Many people warn of the dangers of not knowing: the curious will seek answers, the foolish will wander, and the powerful will take advantage. I know that, of course, but I’d like to see “I don’t know” as pragmatism and a reprieve from the clutches of foretold uncertainty.

App reminder: “2024 will be ‘worse’.

What is worse, anyway?

I recall talking with one of my students about life and hard times. Our talk took some detours—from astronomy to philosophy—with my monologue about existence. “We are not just a random occurrence,” I told her. “Imagine the time it took for atomic remnants of some unknown materials somewhere beyond our reach to come together and become us.”

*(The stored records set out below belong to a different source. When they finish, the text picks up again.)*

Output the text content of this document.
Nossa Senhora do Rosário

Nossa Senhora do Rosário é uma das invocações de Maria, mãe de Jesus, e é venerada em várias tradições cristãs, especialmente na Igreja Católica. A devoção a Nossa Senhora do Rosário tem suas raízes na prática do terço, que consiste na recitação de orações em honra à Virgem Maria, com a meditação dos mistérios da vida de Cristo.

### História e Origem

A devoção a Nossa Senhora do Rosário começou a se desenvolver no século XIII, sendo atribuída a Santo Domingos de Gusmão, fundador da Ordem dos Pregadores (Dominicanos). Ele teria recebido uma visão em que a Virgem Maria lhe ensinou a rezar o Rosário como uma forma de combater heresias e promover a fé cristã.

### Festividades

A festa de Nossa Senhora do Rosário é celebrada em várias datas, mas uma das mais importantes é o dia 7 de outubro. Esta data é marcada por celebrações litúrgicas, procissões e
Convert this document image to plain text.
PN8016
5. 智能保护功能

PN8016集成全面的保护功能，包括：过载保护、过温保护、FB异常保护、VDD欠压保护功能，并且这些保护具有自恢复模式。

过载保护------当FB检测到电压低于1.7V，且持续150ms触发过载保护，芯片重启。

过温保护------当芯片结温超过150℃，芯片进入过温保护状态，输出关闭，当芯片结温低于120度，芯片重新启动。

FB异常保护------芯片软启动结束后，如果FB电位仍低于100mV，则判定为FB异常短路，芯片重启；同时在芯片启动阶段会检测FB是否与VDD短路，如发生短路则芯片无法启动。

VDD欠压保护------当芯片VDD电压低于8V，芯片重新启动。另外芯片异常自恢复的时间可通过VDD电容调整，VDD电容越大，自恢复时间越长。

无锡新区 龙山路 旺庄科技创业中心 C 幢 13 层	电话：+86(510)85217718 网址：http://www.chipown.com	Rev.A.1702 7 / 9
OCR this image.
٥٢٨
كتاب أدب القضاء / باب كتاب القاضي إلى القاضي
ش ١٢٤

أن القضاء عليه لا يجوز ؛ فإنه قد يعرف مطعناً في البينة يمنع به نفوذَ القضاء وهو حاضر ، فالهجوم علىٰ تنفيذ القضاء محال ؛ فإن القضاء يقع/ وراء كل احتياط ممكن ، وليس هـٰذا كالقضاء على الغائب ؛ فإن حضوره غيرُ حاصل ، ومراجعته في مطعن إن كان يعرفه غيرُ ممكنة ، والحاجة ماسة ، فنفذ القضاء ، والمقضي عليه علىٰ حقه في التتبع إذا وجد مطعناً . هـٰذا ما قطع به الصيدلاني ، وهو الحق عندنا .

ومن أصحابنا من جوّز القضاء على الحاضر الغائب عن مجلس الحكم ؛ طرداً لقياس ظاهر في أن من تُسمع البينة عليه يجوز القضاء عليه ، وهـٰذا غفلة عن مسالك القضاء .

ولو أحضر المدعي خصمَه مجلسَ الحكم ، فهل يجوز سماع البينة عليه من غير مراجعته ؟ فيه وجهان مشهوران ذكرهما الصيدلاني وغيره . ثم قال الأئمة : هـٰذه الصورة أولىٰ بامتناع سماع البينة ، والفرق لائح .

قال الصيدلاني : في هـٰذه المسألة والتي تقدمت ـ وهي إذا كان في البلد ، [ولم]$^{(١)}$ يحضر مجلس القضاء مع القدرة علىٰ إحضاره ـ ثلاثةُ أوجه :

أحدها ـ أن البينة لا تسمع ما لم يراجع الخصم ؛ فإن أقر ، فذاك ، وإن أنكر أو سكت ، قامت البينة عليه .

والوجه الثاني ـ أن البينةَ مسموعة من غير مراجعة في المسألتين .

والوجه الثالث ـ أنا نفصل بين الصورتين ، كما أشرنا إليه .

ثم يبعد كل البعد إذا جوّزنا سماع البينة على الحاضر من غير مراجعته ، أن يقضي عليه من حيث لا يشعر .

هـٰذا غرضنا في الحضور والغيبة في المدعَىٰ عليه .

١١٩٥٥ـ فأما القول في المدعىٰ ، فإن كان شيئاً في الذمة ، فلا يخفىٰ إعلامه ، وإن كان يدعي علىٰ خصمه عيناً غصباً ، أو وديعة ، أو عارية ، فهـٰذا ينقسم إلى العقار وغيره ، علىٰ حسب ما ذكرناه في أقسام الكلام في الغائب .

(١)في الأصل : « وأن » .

Yes, that process, in the most scientific and mathematical sense, is random and chaotic. Those atoms might have had worse times—like being ejected by a dying star, then being sucked into a black hole. They might have constituted some shit or become mixed with some unruly material, before being reprocessed as a nutrient for our great ancestors. This is some shitty fiction, isn’t it? But what do we know about the odds of us being here today?

I don’t know.

And that app better not know—maybe it needs an update?